Fighting Canines. Elaine Morgan's scientific credentials do not quite measure up to those of, say, Charles Darwin. A 51-year-old mother of three children who lives in Mountain Ash, Wales, she earned an Oxford degree in English and gleaned most of her information about science "from reading books." Two men in particular inspired her. The first was Amateur Ethologist Robert Ardrey, the failed but imaginative playwright whose views she now rejects. The second was Oxford Zoologist Sir Alister Hardy, an authority on plankton who thought up a nonsexist version of aquatic evolution about a dozen years ago.

The flight of man's ancestors to the sea became inevitable, Morgan says, when "torrid heat waves began to scorch the African continent," killing off the trees and drying up the food supply. At the time, things were even tougher for the female than for the male: "She had a greedy and hectoring mate," she lacked his "fighting canines" (teeth, not dogs) to fend off enemies, "she was hampered by a clinging infant," and when chased by a carnivorous cat, she "found there was no tree she could run up to escape." She "loathed getting her feet wet," but "when your homeland's turning into an inferno, the seaside's not at all a bad place to be."

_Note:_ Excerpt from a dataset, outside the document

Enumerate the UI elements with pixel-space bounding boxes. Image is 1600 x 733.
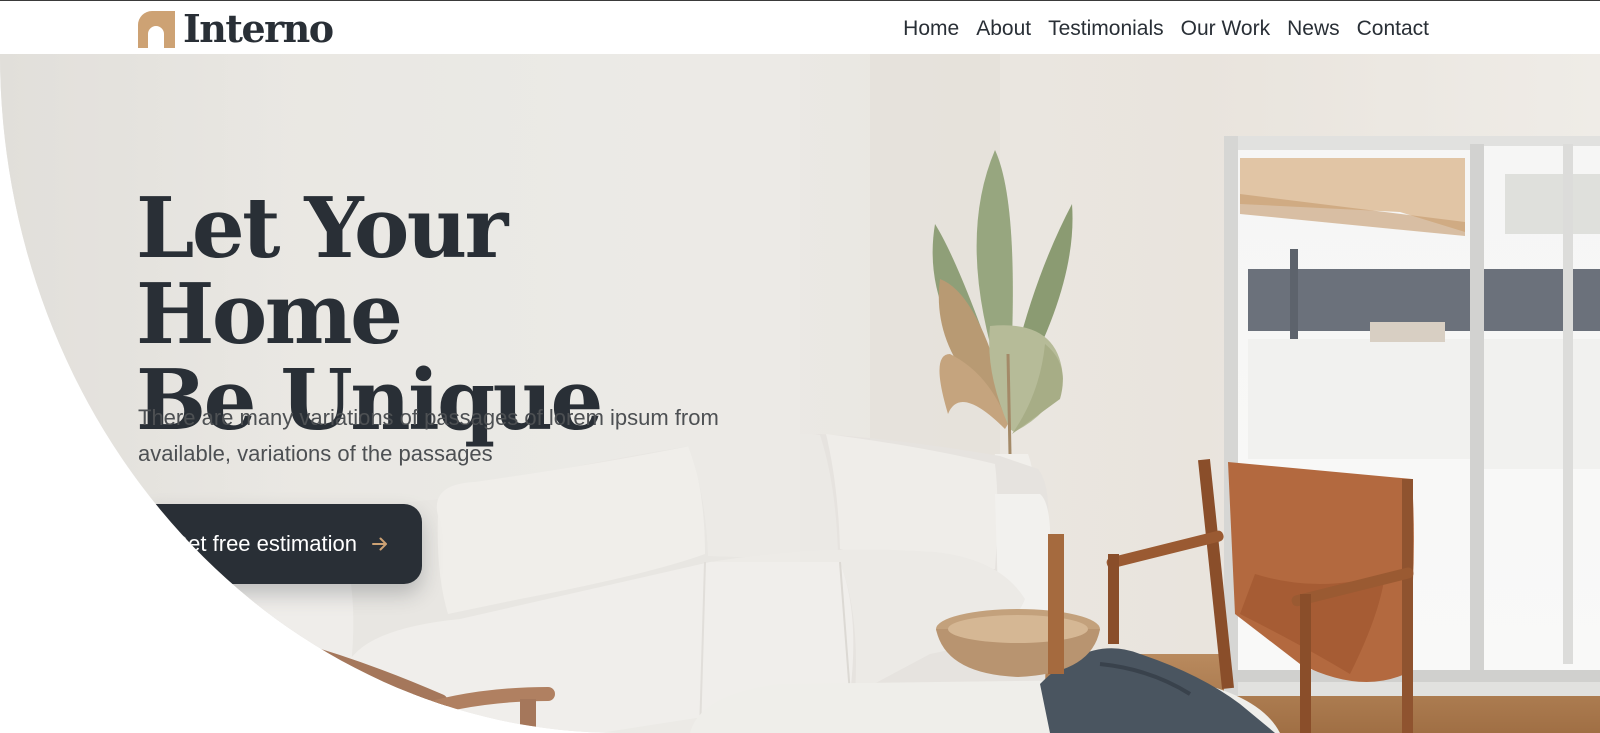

It was in the sea, Morgan states, that the prehominid female began to walk on two feet instead of four to keep her head above water. It was also there that she—and not, as some theorists would have it, the male—became the first to use implements purposefully. Envying the male's dagger-like fangs that he could use to crunch through shells, she picked up a pebble and managed to crack a shell with it. "She tried it again, and it worked every time. So she became a tool user, and the male watched her and imitated her."